Poco da fare: per me Matuidi è un doppione, più vecchio e più caro, di un giocatore che abbiamo già – e che tra l’altro adoro. Poi certo, c’è la Coppa d’Africa, Asa è stato zoppo per mesi, Matuidi ha più tenuta mentale, mi si possono fare tante obiezioni e tutte sensate. Però, e mi ricollego al discorso sull’età, vedo una squadra costruita con tanti doppioni, vedo un livello della panchina che forse non ha nessuno in Europa, ma la stessa panchina ha anche un peso economico e carismatico senza eguali.

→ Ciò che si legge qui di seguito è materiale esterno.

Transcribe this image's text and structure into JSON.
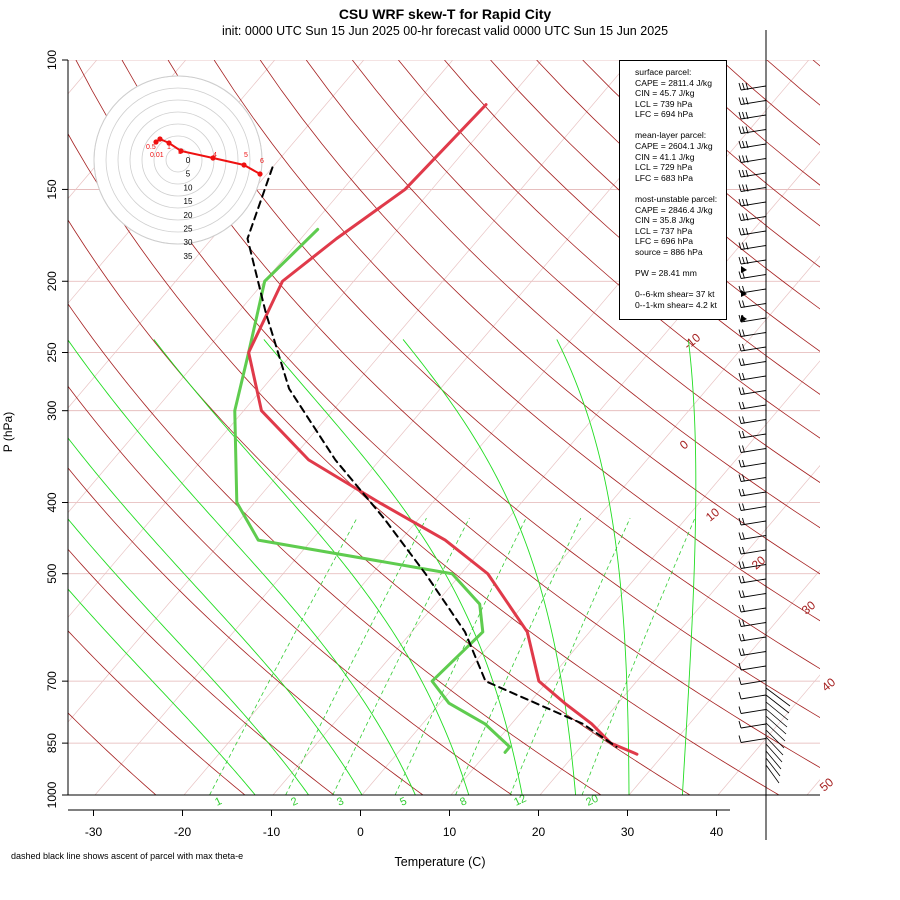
{
  "title": "CSU WRF skew-T for Rapid City",
  "subtitle": "init: 0000 UTC Sun 15 Jun 2025     00-hr forecast valid 0000 UTC Sun 15 Jun 2025",
  "footnote": "dashed black line shows ascent of parcel with max theta-e",
  "colors": {
    "temperature": "#e03a4a",
    "dewpoint": "#5fcc4f",
    "isotherm": "#a52020",
    "dry_adiabat": "#7cd070",
    "moist_adiabat": "#22dd22",
    "mixing_ratio": "#33cc33",
    "parcel": "#000000"
  },
  "info": [
    {
      "head": "surface parcel:",
      "lines": [
        "CAPE = 2811.4 J/kg",
        "CIN = 45.7 J/kg",
        "LCL = 739 hPa",
        "LFC = 694 hPa"
      ]
    },
    {
      "head": "mean-layer parcel:",
      "lines": [
        "CAPE = 2604.1 J/kg",
        "CIN = 41.1 J/kg",
        "LCL = 729 hPa",
        "LFC = 683 hPa"
      ]
    },
    {
      "head": "most-unstable parcel:",
      "lines": [
        "CAPE = 2846.4 J/kg",
        "CIN = 35.8 J/kg",
        "LCL = 737 hPa",
        "LFC = 696 hPa",
        "source = 886 hPa"
      ]
    },
    {
      "head": "",
      "lines": [
        "PW =  28.41 mm"
      ]
    },
    {
      "head": "",
      "lines": [
        "0--6-km shear= 37 kt",
        "0--1-km shear= 4.2 kt"
      ]
    }
  ],
  "chart_data": {
    "type": "line",
    "title": "CSU WRF skew-T for Rapid City",
    "xlabel": "Temperature (C)",
    "ylabel": "P (hPa)",
    "x_ticks": [
      -30,
      -20,
      -10,
      0,
      10,
      20,
      30,
      40
    ],
    "y_ticks": [
      100,
      150,
      200,
      250,
      300,
      400,
      500,
      700,
      850,
      1000
    ],
    "xlim": [
      -33,
      45
    ],
    "ylim": [
      1000,
      100
    ],
    "isotherm_labels": [
      "-10",
      "0",
      "10",
      "20",
      "30",
      "40",
      "50"
    ],
    "mixing_ratio_labels": [
      "1",
      "2",
      "3",
      "5",
      "8",
      "12",
      "20"
    ],
    "series": [
      {
        "name": "temperature",
        "points": [
          [
            -52,
            115
          ],
          [
            -53,
            150
          ],
          [
            -56,
            175
          ],
          [
            -58,
            200
          ],
          [
            -55,
            250
          ],
          [
            -48,
            300
          ],
          [
            -38,
            350
          ],
          [
            -26,
            400
          ],
          [
            -15,
            450
          ],
          [
            -7,
            500
          ],
          [
            3,
            600
          ],
          [
            9,
            700
          ],
          [
            14,
            750
          ],
          [
            19,
            800
          ],
          [
            23,
            850
          ],
          [
            27,
            880
          ]
        ]
      },
      {
        "name": "dewpoint",
        "points": [
          [
            -59,
            170
          ],
          [
            -60,
            200
          ],
          [
            -55,
            250
          ],
          [
            -51,
            300
          ],
          [
            -42,
            400
          ],
          [
            -36,
            450
          ],
          [
            -11,
            500
          ],
          [
            -5,
            550
          ],
          [
            -2,
            600
          ],
          [
            -3,
            700
          ],
          [
            1,
            750
          ],
          [
            7,
            800
          ],
          [
            12,
            860
          ],
          [
            12,
            875
          ]
        ]
      },
      {
        "name": "parcel",
        "points": [
          [
            -70,
            140
          ],
          [
            -66,
            175
          ],
          [
            -57,
            220
          ],
          [
            -47,
            280
          ],
          [
            -35,
            350
          ],
          [
            -24,
            420
          ],
          [
            -14,
            500
          ],
          [
            -4,
            600
          ],
          [
            3,
            700
          ],
          [
            18,
            800
          ],
          [
            24,
            860
          ]
        ]
      }
    ],
    "hodograph": {
      "ring_labels": [
        "0",
        "5",
        "10",
        "15",
        "20",
        "25",
        "30",
        "35"
      ],
      "point_labels": [
        "0.01",
        "0.5",
        "1",
        "3",
        "4",
        "5",
        "6"
      ]
    }
  }
}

Bene, squadra lunghissima per affrontare una stagione impegnativa, ci sarà bisogno di tutti, ma… non sarebbe stato meglio impiegare qualche risorsa in più per migliorare l’11 e fidarsi dei giovani per il turnover? Rugani ha davanti tre mostri sacri più un quarto difensore di livello mondiale, che non è venuto a Torino per fare la riserva. Quante partite ci aspettiamo che giochi? E Lemina, che quando tornerà Marchisio sarà la terza scelta sia come mediano sia come mezzala destra?

In questo senso, tornando al buon Blaise e guardando al mercato: se si è scelto di andare su un centrocampista dinamico, perché Matuidi e non Dahoud, o Bazoer, o un altro profilo simile? A Torino con i giovani si va sempre con i piedi di piombo, sia per inserirli sul campo sia per inserirli in rosa – forse perché rimasti scottati da qualche fallimento passato. Una filosofia che ha pro e contro, ma che non trova grossi riscontri nel panorama delle grandi squadre europee e dei vincitori delle ultime Champions. Sono curioso di vedere se nei nostri successi futuri inciderà più un Matuidi o un Pjaca…

Dario: Sono perfettamente d’accordo su Asamoah, che per quanto mi riguarda è senza dubbio un titolare aggiunto. Secondo me la Coppa d’Africa, che porterà Lemina e Kwadwo lontani dal richiamo di preparazione invernale, influirà pesantemente sulle strategie di costruzione del centrocampo.

Penso si stia andando verso un profilo usato sicuro per garantire una rotazione di alto livello ed esperienza anche in Champions, l’obiettivo è chiaro. Comunque capita anche che siano proprio i giocatori meno attesi a cambiare il destino delle stagioni. Penso soprattutto a Kanté e Casemiro. Se pagherà lo sapremo solo a fine stagione, o forse non lo sapremo mai. Speriamo ci stupiscano ancora una volta senza rimuginare sull’esperienza Hernanes.